I am trying to do Coref tagging.
My CLI is this:
python -m prodigy coref.manual coref_dataset en_core_web_sm d:\training\spacy_rel\assets\text_fragments.jsonl --label COREF
The error message I get confused me since I more or less copied this off the documentation. And I can't imagine that the pre-trained model is not complete...
ValueError: [E155] The pipeline needs to include a morphologizer or tagger+attribute_ruler in order to use Matcher or PhraseMatcher with the attribute POS. Try using 'nlp()' instead of 'nlp.make_doc()' or 'list(nlp.pipe())' instead of 'list(nlp.tokenizer.pipe())'.
I assume this is a silly mistake on my side, but I can't see it...
In case it is important: I'm running Prodigy 1.14.12 and spaCy 3.7 (incl. the 3.7 models).
Cheers,
Kai
Hi @akimotode,
Have you modified the spaCy pipeline in any way, e.g. by adding EntityRuler or custom NER component?

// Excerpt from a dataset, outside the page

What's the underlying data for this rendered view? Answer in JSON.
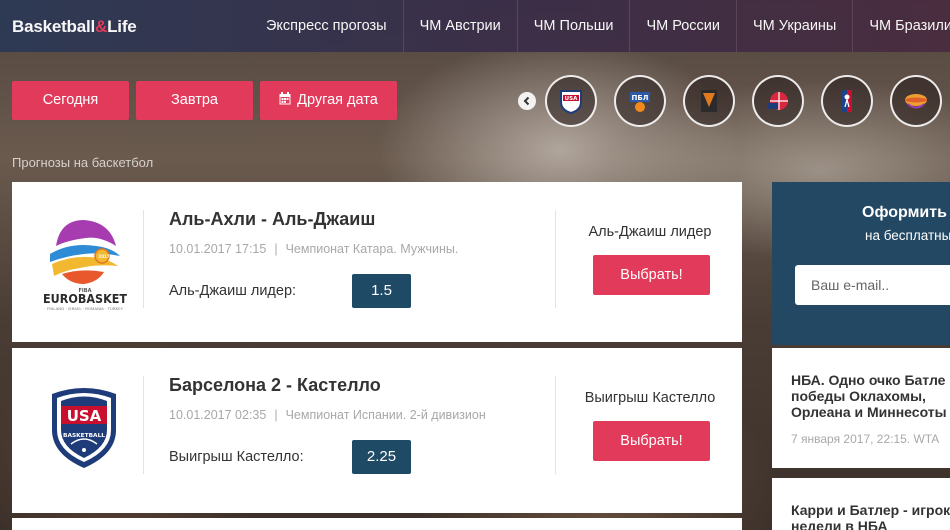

If so, you should make sure, the entity_ruler
and ner
components are after the atribute_ruler
so that the POS
labels produced by tagger
and attribute_ruler
are available for entity_ruler
and ner
.
You can see your current order like so:
import spacy
nlp = spacy.load("en_core_web_sm")
print(nlp.pipe_names)
To change the order, if necessary:
# move the NER component to the end of the pipeline: remove and then reload from the same source in the new position
nlp.remove_pipe("ner")
nlp.add_pipe("ner", source=spacy.load("en_core_web_sm"))
# add entity ruler
nlp.add_pipe("entity_ruler", before="ner")
print(nlp.pipe_names)
# ['tok2vec', 'tagger', 'parser', 'attribute_ruler', 'lemmatizer', 'entity_ruler', 'ner', ... ]